Since then, we have been really close friends. I must tell you I have 2 bad habits, apart from my love for expensive designer bags and shoes, I can also play tough/hard for Africa and Europe together, consciously and subconsciously, I take being "hard" too far, (some people think it's fronting) I know shame on me. So clearly, when Luga tried I fronted, He chilled for a while, then decided to cut himself out of my life, why? dont know. Sha, He left, got himself a babe, but 2years later he left her and bang, we are friends again.

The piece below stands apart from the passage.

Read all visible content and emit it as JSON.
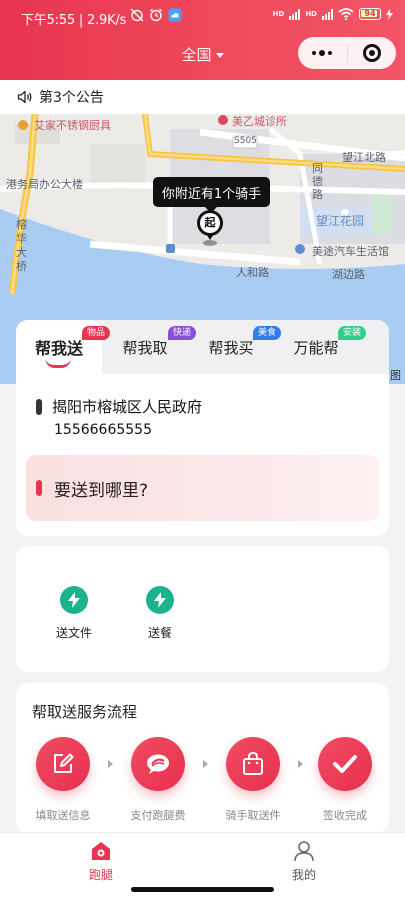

Now, Luga is the type of people I feel the need to slap everytime ( and I am not an aggressive person). The boy lives in Knightsbridge ( one of the most expensive place in the uk), it is his father's crib oh, that's to tell you that they are very loaded. But lo and behold, my guy decides to be the black sheep of the famiy, he has cut himself off from his father, all because He doesnt want his father to control him, blah, blah, blah, like seriously dude you were born with a platinum spoon encrusted with pink, black and yellow diamonds, please accept your fate, please. To make matters worse, He now decides to live his life on the fast lane, he knows so much about christianity but yet he doesnt believe in it, cos he has too many unanswered questions, he has a motor bike, though I actually find that quite sexy and yes I have been on it once, it was amazing. Apart from all that he is still one of my close friends, but we still fight alot cos he believes He tells me everything about his life and I dont tell him that much about mine.



Anyway, my guy is back from Nigeria and now He is on a completely different chapter from me. All of a sudden He is seriously and constantly talking about us getting married, him meeting his mother-in-law (my mumma) etc. Ps- my guy is moving back finally to Nigeria in summer. I am convinced now, that He must have been sent back to London to find a bride. Pyscho!!